Still, neither of these two aspects of Zornig Andersen’s intervention was the object of the most passionate scorn from Krarup. Instead, what really infuriated her and other right-wing Christian commentators in arms was the fact that Zornig Andersen and some other ‘people smugglers’ were justifying their actions on Christian grounds. Thus, the most heated (and for present purposes revealing) point in the debate between the two women happened when Zornig Andersen tried to rebuff Krarup’s critique by posing a counter-question that went, essentially, as follows: How can someone like you, coming from a Christian background, not understand and appreciate my actions? After all, is that not what Christian love (næstekærlighed; lit. ‘neighbourly love’) is all about? [Interestingly, there appears to be no standard English translation of næstekærlighed, which has been variously – but never really satisfactory – translated as ‘charity’, ‘solidarity’ and ‘grace’]. And was that not what people were doing by going to the German border?, Zornig Andersen rhetorically asked.

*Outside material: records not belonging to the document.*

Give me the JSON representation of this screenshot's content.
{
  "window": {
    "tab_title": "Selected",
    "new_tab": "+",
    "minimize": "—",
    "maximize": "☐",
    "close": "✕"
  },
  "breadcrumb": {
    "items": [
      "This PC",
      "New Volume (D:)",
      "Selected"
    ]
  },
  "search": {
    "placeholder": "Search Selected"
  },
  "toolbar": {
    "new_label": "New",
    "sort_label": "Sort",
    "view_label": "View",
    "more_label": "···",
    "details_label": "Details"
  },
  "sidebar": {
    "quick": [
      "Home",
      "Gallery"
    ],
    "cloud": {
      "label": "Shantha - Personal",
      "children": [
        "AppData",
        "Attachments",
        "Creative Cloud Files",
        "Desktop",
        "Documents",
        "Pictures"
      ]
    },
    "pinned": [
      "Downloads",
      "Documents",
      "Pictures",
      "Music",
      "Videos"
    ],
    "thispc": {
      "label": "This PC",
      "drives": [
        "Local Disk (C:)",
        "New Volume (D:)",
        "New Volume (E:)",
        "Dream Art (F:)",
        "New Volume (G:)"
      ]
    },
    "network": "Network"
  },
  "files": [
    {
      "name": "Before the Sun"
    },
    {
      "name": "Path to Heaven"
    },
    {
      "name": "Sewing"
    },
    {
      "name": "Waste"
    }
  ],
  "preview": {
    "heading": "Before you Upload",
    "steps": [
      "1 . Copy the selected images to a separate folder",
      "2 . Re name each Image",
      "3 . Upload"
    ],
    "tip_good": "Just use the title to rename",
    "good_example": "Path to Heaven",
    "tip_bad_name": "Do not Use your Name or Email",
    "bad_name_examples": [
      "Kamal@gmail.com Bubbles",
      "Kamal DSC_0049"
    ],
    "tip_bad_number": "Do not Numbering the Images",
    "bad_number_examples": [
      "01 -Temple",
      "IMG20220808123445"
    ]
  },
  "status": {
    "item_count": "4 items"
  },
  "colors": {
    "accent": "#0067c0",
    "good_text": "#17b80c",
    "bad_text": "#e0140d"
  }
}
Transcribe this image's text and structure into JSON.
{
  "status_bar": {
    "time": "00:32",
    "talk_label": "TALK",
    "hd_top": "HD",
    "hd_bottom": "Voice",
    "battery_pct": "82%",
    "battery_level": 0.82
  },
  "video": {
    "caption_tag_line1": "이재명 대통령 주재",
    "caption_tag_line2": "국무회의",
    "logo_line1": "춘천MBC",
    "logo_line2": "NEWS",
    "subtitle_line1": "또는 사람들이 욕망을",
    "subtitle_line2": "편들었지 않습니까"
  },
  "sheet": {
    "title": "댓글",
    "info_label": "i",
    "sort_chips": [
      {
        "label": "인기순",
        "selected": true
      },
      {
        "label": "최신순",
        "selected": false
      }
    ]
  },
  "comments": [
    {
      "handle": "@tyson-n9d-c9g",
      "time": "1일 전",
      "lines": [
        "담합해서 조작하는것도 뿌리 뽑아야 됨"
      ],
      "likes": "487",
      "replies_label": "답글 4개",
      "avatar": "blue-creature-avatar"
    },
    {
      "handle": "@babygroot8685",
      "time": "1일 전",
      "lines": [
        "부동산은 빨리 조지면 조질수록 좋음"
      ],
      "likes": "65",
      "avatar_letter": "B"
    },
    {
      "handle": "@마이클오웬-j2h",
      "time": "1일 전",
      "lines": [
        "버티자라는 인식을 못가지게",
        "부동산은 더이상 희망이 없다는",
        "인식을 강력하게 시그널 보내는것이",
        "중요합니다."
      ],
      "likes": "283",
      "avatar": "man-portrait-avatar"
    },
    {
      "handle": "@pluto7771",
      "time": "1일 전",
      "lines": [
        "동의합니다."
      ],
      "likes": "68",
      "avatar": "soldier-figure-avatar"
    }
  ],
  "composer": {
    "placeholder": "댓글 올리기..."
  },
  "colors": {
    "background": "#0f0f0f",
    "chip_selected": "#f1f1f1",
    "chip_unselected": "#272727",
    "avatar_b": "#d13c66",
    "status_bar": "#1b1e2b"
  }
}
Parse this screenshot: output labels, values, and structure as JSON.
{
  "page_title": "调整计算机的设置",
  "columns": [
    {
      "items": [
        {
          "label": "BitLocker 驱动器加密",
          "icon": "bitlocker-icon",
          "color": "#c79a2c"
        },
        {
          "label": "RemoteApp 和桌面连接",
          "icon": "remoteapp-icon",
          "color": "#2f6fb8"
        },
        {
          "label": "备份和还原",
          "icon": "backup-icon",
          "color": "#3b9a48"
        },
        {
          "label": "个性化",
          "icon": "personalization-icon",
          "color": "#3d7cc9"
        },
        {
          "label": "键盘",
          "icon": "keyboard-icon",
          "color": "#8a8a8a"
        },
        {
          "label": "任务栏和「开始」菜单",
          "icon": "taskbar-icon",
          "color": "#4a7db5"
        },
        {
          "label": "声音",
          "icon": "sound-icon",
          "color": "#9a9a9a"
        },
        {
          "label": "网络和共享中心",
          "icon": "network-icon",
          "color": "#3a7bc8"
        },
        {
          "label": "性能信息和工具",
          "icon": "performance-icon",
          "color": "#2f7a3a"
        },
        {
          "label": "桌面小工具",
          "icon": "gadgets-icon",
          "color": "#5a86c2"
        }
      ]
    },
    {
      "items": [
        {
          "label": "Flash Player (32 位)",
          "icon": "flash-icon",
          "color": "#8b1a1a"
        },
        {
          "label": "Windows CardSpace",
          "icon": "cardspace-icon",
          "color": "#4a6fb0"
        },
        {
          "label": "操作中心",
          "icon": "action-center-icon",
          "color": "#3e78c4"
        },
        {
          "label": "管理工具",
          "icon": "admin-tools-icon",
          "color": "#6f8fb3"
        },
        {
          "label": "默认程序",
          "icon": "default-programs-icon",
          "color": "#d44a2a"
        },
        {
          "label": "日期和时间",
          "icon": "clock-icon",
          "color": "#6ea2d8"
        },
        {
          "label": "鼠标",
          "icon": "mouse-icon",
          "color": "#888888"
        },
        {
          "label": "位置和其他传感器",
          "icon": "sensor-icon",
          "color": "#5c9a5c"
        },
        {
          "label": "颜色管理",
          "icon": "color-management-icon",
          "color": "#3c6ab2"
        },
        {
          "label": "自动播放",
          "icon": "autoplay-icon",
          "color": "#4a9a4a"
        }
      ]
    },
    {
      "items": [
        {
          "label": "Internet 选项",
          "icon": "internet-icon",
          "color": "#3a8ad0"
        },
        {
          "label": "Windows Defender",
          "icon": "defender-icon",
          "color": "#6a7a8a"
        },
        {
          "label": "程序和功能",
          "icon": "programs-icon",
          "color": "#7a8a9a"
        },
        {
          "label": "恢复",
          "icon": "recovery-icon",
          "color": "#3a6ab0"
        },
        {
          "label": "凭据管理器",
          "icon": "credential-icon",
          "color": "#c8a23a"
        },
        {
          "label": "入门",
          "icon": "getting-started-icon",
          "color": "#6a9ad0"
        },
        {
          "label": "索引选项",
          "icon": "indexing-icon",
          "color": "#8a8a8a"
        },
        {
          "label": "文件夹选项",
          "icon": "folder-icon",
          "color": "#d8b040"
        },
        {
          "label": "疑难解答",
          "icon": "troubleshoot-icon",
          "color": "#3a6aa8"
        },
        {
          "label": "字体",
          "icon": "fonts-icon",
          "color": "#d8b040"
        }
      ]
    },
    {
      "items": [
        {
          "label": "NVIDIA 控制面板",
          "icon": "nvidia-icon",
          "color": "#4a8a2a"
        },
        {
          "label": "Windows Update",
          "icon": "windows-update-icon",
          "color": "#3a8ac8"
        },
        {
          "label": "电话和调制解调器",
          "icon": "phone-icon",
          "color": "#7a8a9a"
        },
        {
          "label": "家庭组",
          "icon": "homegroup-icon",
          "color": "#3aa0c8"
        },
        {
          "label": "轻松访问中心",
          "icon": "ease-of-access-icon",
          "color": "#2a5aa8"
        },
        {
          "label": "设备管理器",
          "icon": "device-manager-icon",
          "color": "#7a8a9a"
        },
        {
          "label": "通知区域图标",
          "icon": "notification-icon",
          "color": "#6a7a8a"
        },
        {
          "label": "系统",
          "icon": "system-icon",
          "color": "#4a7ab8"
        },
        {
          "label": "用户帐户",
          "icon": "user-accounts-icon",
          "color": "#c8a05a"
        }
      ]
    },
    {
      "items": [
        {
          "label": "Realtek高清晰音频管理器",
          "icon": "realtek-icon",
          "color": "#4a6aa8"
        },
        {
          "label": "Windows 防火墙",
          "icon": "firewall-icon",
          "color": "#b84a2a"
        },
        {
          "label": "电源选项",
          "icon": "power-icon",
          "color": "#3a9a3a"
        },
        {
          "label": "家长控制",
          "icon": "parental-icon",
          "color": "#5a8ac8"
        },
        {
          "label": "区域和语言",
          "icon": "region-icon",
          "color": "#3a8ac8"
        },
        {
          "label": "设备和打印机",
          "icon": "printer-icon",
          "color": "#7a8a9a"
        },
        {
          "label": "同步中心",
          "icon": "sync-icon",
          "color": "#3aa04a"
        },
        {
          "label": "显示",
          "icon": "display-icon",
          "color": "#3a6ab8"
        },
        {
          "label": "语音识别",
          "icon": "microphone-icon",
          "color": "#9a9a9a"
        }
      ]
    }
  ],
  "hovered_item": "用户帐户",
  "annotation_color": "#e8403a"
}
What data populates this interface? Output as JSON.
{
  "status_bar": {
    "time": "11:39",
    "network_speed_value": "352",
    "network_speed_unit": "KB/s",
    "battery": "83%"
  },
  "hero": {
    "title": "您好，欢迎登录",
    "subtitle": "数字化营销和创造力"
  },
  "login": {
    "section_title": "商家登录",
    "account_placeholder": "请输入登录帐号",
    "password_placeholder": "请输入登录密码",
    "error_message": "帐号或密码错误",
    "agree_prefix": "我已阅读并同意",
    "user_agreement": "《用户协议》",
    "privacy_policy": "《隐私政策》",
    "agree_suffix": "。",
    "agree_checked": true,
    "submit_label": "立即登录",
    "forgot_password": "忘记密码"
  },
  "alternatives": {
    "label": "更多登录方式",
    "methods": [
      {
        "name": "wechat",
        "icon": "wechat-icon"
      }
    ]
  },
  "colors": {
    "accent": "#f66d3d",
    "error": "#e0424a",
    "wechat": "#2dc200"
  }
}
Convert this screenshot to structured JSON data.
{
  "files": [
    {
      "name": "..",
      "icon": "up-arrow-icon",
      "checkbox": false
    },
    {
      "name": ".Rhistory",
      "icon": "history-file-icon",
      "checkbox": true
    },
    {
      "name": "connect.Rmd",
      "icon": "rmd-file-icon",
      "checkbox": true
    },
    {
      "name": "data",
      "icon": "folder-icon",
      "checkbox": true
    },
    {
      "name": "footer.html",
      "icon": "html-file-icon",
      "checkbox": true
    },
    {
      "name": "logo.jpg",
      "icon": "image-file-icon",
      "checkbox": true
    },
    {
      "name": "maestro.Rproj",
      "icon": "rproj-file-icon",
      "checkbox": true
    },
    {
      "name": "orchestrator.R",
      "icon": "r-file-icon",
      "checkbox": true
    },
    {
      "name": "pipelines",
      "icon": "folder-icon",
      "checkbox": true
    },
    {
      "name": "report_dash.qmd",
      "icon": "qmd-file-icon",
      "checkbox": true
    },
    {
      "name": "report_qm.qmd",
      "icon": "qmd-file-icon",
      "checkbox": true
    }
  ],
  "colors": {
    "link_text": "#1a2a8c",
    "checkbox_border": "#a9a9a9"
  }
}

They were not just exercising a democratic right as citizens of a progressive state but performing a moral duty as faithful Christians.

The intensity of Krarup’s response was almost visceral. One could literally see her face redden as she turned towards her adversary to make clear in no uncertain terms, and with a voice shivering from ill-disguised affect, how totally and utterly wrong Zornig Andersen was about Christianity in general and about Christian ethics in particular. After all, as Marie Krarup further elaborated the following days (with explicit reference to some of her father’s many books), the whole point of næstekærlighed is that it cannot be reduced to a ‘principle’ or ‘rule’. For the love that a Christian exercises towards his neighbour (næsten) is always concrete in the form of a specific encounter between two individuals.